Gambling is a problem in America. But gambling addiction issues with veterans are twice as high.
The Veterans Administration funded a study to determine the prevalence of problems and pathological gambling addictions within the U.S. military. The findings deserve our attention:
- One in 10 veterans have a problem or pathological gambling addiction (2 percent pathological addictions and 8 percent problem addictions to gambling)
- Unemployment plays a major role in whether the veteran had gambling addictions, and married veterans were more likely to have gambling addictions (not what psychologists and researchers expected to see)
- Veterans have about twice the rate of problems/pathological gambling addictions compared to the general, non-military population
- Both male and female veterans have almost identical problem and pathological gambling addiction rates (again, this is unusual – not what psychologists and researchers expected to see)
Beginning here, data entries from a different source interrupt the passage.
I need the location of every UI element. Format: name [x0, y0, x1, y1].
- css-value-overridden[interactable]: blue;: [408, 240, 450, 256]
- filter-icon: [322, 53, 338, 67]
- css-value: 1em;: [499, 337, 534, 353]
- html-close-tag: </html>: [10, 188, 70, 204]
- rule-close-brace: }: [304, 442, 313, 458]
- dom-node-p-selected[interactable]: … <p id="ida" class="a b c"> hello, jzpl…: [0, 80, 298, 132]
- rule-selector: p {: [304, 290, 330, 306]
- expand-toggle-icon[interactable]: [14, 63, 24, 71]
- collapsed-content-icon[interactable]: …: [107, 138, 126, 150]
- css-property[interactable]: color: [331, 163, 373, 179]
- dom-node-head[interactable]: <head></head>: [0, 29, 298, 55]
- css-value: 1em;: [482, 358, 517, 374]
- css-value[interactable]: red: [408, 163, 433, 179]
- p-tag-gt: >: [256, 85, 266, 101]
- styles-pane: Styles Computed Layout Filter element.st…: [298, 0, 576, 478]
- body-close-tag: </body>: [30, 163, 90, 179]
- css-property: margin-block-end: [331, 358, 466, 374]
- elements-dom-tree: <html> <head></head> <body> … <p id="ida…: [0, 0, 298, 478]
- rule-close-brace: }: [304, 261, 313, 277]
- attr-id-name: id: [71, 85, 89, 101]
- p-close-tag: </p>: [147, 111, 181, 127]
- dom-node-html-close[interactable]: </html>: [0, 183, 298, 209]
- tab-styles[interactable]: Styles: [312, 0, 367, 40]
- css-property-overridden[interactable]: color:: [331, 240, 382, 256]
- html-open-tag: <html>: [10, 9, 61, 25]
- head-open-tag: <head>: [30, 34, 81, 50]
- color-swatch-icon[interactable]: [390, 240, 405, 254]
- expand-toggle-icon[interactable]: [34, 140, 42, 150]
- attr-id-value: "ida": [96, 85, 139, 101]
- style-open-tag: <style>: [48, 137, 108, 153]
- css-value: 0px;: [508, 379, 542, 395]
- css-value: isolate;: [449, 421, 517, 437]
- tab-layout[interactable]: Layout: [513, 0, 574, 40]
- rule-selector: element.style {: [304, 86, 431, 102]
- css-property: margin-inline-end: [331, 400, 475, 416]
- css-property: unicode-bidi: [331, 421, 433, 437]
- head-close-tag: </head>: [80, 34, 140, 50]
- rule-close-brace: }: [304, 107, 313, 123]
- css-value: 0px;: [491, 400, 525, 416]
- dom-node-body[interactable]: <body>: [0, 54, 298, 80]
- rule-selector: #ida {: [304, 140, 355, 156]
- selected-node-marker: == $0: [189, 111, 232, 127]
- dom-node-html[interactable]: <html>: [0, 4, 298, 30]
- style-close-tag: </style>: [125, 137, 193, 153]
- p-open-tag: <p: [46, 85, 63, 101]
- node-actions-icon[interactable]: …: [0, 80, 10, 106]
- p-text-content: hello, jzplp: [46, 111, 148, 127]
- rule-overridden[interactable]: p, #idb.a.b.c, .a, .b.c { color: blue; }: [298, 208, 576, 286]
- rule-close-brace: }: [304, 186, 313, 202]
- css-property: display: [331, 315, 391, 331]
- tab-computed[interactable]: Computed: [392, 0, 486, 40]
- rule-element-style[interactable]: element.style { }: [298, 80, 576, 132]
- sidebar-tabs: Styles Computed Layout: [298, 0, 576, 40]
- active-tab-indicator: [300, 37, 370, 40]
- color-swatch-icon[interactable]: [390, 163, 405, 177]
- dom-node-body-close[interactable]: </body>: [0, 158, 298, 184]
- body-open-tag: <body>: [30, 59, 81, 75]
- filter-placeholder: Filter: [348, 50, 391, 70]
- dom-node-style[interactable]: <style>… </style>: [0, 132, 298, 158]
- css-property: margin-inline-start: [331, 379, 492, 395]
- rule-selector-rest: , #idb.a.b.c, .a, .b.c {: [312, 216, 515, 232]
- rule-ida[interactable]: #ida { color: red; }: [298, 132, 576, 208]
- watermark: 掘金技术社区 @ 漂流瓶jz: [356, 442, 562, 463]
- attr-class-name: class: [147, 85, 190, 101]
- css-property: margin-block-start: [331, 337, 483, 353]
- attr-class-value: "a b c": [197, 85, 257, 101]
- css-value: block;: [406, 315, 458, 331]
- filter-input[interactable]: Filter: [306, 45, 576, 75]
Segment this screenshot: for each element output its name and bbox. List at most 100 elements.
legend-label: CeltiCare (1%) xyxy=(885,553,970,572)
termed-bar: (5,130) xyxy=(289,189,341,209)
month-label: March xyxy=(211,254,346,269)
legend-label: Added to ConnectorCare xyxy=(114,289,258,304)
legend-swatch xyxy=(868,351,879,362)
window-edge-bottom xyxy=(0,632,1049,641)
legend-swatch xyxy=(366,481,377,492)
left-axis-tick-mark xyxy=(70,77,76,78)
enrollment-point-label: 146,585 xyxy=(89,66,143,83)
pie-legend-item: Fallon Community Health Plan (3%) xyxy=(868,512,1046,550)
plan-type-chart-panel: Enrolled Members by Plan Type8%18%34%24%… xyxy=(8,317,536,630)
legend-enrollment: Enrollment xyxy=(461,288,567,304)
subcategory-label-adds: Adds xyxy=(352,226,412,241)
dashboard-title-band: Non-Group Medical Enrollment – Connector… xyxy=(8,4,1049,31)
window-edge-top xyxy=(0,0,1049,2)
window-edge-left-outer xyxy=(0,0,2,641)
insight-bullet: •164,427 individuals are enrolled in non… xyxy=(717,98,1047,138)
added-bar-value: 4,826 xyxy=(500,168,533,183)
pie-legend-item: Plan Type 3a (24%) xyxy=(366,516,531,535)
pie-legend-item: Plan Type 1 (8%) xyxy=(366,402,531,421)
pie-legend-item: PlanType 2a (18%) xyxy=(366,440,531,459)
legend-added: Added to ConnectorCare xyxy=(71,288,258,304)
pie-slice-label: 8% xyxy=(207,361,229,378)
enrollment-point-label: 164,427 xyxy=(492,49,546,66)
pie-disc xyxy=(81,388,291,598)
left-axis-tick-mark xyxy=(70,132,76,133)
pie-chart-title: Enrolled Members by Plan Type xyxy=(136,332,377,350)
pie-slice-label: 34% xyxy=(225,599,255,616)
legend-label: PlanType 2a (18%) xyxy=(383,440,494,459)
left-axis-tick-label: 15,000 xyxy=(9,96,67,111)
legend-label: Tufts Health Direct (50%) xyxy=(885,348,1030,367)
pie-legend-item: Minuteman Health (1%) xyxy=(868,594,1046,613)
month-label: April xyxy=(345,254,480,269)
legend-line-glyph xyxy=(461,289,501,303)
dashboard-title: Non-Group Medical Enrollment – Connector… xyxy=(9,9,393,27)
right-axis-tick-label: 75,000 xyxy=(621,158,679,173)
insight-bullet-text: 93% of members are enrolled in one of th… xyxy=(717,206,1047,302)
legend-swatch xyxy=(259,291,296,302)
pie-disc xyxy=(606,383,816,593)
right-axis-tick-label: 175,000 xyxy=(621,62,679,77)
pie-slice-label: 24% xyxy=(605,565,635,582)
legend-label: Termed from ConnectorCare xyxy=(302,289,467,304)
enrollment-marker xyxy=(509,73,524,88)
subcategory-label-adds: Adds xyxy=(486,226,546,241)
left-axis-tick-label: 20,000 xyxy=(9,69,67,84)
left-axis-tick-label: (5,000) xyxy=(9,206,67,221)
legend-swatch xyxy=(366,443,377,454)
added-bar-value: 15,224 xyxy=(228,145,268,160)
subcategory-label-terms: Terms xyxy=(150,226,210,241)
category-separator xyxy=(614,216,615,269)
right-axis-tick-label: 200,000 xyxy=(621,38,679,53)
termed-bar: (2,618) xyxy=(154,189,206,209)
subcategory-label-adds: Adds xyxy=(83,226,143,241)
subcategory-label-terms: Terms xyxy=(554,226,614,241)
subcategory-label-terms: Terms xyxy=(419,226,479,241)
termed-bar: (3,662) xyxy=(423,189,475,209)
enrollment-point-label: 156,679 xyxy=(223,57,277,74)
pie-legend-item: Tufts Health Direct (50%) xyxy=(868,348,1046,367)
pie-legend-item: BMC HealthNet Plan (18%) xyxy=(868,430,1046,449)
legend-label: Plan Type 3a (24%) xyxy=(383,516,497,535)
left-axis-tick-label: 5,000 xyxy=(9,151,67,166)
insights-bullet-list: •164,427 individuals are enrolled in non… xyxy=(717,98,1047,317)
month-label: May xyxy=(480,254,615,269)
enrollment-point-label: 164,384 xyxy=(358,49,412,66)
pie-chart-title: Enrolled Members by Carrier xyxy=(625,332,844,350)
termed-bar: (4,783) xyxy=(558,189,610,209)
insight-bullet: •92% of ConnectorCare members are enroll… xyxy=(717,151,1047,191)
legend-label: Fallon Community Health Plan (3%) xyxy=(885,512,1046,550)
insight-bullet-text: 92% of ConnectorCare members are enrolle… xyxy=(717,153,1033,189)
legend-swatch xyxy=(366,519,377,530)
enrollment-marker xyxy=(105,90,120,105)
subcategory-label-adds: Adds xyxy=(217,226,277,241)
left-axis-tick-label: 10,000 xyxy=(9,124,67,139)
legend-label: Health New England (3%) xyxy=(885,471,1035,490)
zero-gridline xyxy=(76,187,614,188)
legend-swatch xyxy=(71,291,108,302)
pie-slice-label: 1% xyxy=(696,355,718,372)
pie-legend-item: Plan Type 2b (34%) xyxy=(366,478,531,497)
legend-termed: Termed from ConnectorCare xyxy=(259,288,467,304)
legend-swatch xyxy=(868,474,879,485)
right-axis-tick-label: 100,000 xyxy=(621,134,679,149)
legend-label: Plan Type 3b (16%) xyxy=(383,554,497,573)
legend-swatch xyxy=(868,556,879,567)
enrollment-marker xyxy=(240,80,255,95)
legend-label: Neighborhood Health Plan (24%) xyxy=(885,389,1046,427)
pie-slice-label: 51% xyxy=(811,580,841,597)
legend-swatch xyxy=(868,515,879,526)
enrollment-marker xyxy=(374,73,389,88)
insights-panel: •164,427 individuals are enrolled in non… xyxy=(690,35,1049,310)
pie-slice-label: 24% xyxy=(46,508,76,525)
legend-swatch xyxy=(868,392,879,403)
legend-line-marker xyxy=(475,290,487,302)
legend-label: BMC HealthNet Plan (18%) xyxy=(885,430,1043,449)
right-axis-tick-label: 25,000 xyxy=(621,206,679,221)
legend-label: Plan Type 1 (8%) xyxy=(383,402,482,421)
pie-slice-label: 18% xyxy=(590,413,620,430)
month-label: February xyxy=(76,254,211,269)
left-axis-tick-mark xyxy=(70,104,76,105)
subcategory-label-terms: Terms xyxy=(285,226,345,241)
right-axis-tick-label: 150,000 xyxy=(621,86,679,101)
- Veterans with post-traumatic stress disorder, depression and anxiety tend to have more gambling addiction problems
- Younger veterans (20s) were more likely to be diagnosed as pathological gamblers (from previous data, most veterans with pathological gambling addictions are 35 and older, so this change in age for addiction was unexpected)
Veterans are immediately submitted to unhealthy methods of emotional escape when they return from combat. There is a strong temptation to find unhealthy coping mechanisms because you are trying to develop a new normal at home or deal with combat stress reactions. Many WWII veterans turned to alcohol, isolated themselves from family, and became workaholics when they returned from combat. While this was a way to cope with problems, it was not the best way.
Gambling easily lends itself to a destructive path. In short order, people quickly become compulsive gamblers, grow financially unstable, throw away friends and family, end marriages, abandon children, risk loosing a security clearance, jeopardize his/her military career, and even contemplate suicide.
Know the signs that point to a gambling addiction. If you have a battle buddy or know a veteran who needs help, don’t wait. Tell him/her what you see. Encourage that person to get help. State agencies and military posts offer free gambling addiction resources. It is important that we act quickly when someone is at risk. The loss of family and financial security may be enough for someone to consider suicide. Your actions can help to save a life.
The National Council on Problem Gambling has a 24/7 confidential hotline: 1-800-522-4700.
Gamblers Anonymous offers a link with state hotlines at http://www.gamblersanonymous.org/ga/hotlines
Military One Source offers free and confidential counseling for service members and military family members: 1-800-342-9647.
Focus on the Family offers faith-based counseling: 1-855-771-HELP (4357).